Ma il drammatico scenario politico lo riporta in breve nella sua città. Siamo nel ‘22 alla vigilia della Marcia su Roma. Picelli alla testa di 400 Arditi del Popolo, tra cui comunisti, cattolici, socialisti e anarchici, riesce a mettere in fuga i diecimila fascisti di Italo Balbo, durante i cinque giorni della Battaglia di Parma.
Quella storica le cui immagini hanno affiancato per anni la testata del quotidiano Lotta Continua. «È la dimostrazione dice il comandante che il fascismo si sarebbe potuto fermare». Proprio grazie all’idea di quel «Fronte popolare» che Picelli sostiene con lungimiranza, molti anni prima del Comintern.
Stimato da Gramsci e responsabile per il Pci della creazione di una struttura insurrezionale contro il fascismo, Picelli sfugge ad agguati ed attentati delle camicie nere, quando nel ‘26 è arrestato insieme ai maggiori esponenti dell’antifascismo. Gramsci compreso. Per il comandante sono cinque anni di confino e carcere. Negli anni Trenta viaggia tra la Francia e il Belgio, proseguendo la sua attività rivoluzionaria, soprattutto tra i lavoratori italiani emigrati. È nel ‘32 che approda in Urss ed è questo il momento della sua totale disillusione. Relegato in fabbrica a fare l’operaio Guido Picelli è completamente emarginato dall’attività politica. Inutili le sue lettere al compagno Ercoli (Togliatti). La risposta è sempre «niet». Anzi, in pieno periodo di «purghe» Picelli è processato in fabbrica e rischia il gulag. Il suo ardore da combattente, però, non viene piegato: riesce a lasciare l’Urss, approdare di nuovo a Parigi dove prende contatti col Poum, il partito comunista spagnolo, trozkista e antistalinista di Andrés Nin. La guerra di Spagna, dunque è l’occasione per tornare a combattere il fascismo. Al comando del Battaglione Garibaldi delle Brigate internazionali Picelli ottiene la prima vittoria repubblicana sul fronte di Madrid.
Gli emissari di Stalin, però, continuano a tenerlo sotto controllo.

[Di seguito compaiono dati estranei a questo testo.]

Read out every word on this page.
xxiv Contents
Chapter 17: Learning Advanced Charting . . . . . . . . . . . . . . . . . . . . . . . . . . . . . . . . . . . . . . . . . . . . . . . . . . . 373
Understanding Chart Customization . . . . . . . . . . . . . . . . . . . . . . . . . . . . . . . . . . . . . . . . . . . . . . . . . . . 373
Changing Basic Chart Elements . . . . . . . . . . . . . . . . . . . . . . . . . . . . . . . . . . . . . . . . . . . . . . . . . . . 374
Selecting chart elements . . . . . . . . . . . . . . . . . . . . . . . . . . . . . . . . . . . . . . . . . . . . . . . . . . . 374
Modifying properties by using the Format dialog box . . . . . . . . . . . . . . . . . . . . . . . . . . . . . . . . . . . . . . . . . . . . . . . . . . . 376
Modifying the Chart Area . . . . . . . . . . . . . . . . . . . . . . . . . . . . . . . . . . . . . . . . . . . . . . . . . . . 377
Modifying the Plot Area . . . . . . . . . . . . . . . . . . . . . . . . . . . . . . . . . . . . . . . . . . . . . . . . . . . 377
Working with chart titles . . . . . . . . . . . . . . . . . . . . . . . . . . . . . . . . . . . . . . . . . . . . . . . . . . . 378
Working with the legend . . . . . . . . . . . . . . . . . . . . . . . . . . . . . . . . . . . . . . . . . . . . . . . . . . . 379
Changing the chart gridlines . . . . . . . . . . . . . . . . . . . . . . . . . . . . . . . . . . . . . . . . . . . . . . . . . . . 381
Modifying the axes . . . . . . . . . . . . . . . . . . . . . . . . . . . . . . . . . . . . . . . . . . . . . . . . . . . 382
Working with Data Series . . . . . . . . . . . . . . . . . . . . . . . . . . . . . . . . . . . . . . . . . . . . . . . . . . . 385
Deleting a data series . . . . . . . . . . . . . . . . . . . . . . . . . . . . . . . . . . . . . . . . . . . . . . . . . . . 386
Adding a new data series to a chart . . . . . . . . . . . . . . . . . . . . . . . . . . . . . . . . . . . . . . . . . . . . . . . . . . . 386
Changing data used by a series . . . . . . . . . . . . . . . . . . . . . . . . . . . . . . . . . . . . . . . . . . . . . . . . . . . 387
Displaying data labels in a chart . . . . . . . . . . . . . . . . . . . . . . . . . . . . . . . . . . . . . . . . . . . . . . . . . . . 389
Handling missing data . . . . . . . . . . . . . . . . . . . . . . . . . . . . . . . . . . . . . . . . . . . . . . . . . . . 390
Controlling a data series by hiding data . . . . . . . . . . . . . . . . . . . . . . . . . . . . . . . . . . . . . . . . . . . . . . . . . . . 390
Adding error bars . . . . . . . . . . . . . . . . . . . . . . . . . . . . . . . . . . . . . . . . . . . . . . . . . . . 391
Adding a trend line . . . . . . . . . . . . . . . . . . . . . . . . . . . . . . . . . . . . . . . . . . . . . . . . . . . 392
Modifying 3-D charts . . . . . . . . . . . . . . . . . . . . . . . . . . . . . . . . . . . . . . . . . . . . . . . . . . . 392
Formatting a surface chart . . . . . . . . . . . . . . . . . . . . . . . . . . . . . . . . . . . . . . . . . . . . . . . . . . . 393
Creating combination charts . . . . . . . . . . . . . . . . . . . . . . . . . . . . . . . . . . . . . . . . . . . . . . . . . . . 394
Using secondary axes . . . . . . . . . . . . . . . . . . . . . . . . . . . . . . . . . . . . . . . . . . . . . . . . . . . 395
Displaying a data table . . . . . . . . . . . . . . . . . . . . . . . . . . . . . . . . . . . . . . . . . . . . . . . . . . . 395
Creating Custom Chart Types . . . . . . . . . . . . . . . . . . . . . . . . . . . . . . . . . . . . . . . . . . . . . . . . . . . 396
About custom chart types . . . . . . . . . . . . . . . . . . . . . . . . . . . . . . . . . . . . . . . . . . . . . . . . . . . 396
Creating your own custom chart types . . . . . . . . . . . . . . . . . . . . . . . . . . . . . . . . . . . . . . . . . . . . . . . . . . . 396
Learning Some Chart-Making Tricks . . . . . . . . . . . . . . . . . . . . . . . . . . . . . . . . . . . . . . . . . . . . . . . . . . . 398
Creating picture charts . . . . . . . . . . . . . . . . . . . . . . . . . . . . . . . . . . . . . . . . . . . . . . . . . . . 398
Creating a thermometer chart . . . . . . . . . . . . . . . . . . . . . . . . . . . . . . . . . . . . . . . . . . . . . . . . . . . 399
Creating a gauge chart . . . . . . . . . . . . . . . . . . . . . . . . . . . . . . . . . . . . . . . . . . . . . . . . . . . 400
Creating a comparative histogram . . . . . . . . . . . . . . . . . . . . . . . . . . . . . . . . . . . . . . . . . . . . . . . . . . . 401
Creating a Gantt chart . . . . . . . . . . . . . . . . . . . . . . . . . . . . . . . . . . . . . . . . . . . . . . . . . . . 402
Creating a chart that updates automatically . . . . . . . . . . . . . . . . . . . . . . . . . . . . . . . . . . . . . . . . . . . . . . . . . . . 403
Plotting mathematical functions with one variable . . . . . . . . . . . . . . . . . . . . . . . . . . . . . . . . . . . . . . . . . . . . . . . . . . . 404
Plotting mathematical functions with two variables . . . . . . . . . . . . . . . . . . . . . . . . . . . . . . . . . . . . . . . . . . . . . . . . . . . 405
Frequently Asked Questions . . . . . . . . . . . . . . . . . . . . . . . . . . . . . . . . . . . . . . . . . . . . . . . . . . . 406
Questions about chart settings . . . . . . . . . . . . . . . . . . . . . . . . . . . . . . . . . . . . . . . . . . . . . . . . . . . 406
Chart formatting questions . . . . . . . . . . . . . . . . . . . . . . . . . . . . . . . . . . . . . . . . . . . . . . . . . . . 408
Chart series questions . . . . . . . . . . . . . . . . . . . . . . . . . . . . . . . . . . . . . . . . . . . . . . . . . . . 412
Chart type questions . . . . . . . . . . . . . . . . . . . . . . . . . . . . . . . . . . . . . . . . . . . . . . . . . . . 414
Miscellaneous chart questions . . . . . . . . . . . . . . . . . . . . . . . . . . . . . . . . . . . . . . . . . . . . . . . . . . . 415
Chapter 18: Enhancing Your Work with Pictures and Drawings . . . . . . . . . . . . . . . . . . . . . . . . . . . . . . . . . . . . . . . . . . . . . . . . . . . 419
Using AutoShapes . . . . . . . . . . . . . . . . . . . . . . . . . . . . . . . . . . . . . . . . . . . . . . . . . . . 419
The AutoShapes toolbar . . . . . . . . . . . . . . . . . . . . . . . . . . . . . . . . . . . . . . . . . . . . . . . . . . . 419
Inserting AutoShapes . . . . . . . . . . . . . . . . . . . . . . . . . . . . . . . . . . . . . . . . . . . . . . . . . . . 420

E lui lo sa bene. Fino a quel 5 gennaio del ‘37 quando il colpo sparatogli alle spalle lo colpisce al cuore. La ricostruzione fornita da Il ribelle suggerisce che sia stata un’esecuzione ordinata da Mosca. Fatto sta che il corpo di Picelli resta lì per un giorno. E le tesi ufficiali sulla sua morte si avvicendano, lacunose, nel tempo. Prima una raffica di mitragliatrice, poi il colpo di un «cecchino fascista». A dare l’ultimo colpo di spugna alla memoria del comandante è il divieto di Mosca di concedergli la medaglia dell’Ordine di Lenin, la massima onorificenza sovietica.